Release Date: July 4
Director: Alex Gibney
Writer: Alex Gibney, Hunter S. Thompson (writings)
Cinematographer: Maryse Alberti
Starring: Hunter S. Thompson, Johnny Depp, Jimmy Buffet, Pat Buchanan, George McGovern, Jimmy Carter, Jann Wenner
Studio/Run Time: Magnolia Pictures, 118 mins.

My favorite thing about Alex Gibney's entertaining documentary, Gonzo: The Life and Work of Dr. Hunter S. Thomspon, is that it makes me want to read what Thompson wrote.

True to its name, the film trains its fair but reverent lens on the man's exploits and writings, in roughly equal measure.
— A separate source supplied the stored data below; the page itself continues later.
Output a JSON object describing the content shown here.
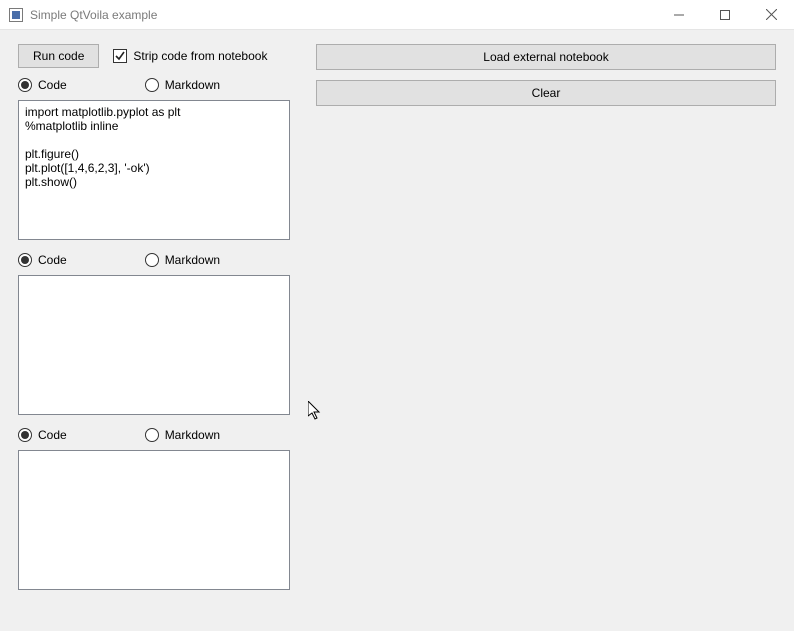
{
  "window": {
    "title": "Simple QtVoila example"
  },
  "toolbar": {
    "run_label": "Run code",
    "strip_label": "Strip code from notebook"
  },
  "right": {
    "load_label": "Load external notebook",
    "clear_label": "Clear"
  },
  "radios": {
    "code_label": "Code",
    "markdown_label": "Markdown"
  },
  "cells": [
    {
      "content": "import matplotlib.pyplot as plt\n%matplotlib inline\n\nplt.figure()\nplt.plot([1,4,6,2,3], '-ok')\nplt.show()"
    },
    {
      "content": ""
    },
    {
      "content": ""
    }
  ]
}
Since most of what I knew about Thompson's life came after the fact and second hand, through his appearances on David Letterman and Terry Gilliam's Fear and Loathing in Las Vegas, I've only recently discovered what a great writer he was. Johnny Depp reads his words engagingly in this documentary, but they're better on the page where even his account of a 1972 presidential election, which dwells on historical footnotes and also-rans, crackles with wit.

To modern eyes, that account is also startlingly relevant, which may have inspired the film. Gonzo feels like a contemporary lament for the void left by Thompson's suicide in 2006, an audible wish that the man had found a way to rekindle the passion instead of calling it quits.

The movie begins with a prescient essay Thompson wrote on September 11, 2001. "We are going to punish somebody for this attack," he wrote, "but just who or what will be blown to smithereens for it is hard to say." The film then pops back to Thompson's heyday of the '60s and '70s when he was infiltrating the Hell's Angels, running for mayor of Aspen, Colo. on the Freak Power ticket, and covering a presidential election for Rolling Stone. His adventures became the stuff of legend and formed the spine of his written work.

After making documentaries about Enron and Abu Ghraib (including the Oscar-winning Taxi to the Dark Side), Gibney is emerging as a chronicler of American public life, but he hasn't yet developed a distinctive style of his own. In Gonzo, he recreates bits of Thompson's history with reenactments that look like home movies. They're fake, but sometimes they're married to real audio recordings, creating a sort of confusion that was also a hallmark of Thompson's work. He famously reported that candidate Edmund Muskie was rumored to be under the influence of a powerful narcotic called ibogaine, but he omitted the fact that he’d started the rumor. However, I'm not sure we need Gibney to dabble in Gonzo documentation as much as we need him simply to relay the stories.

He's managed to get some great interviews with people who Thompson supported, skewered, or supported then skewered: Jimmy Carter, Pat Buchanan, George McGovern. Thompson's truth-telling about the '72 election sprang from an idealism that could bear both hope and despondency as its fruits. Gary Hart calls such rigid expectations naive because politics is the science of compromise, and I suppose Gibney's belief that our generation needs a Hunter S. Thompson may be just as naive, since our world is a vastly different place. Fewer hitchhikers. More media consultants. And so many weblogging firebrands and editorializing pundits that we could almost stir them with a stick.

We don't need people to do precisely what Thompson did, because they're doing it. (Perhaps not as well, and with decidedly fewer intoxicants.) But we still need people to find the holes in the system, slip through, and pry them open from the other side. Thompson's erratic, drug-addled demeanor may have obscured that singular talent, and while Gonzo is honest about his excesses and failures, it's also an important protector of his deserved legacy because it shows respect for his work.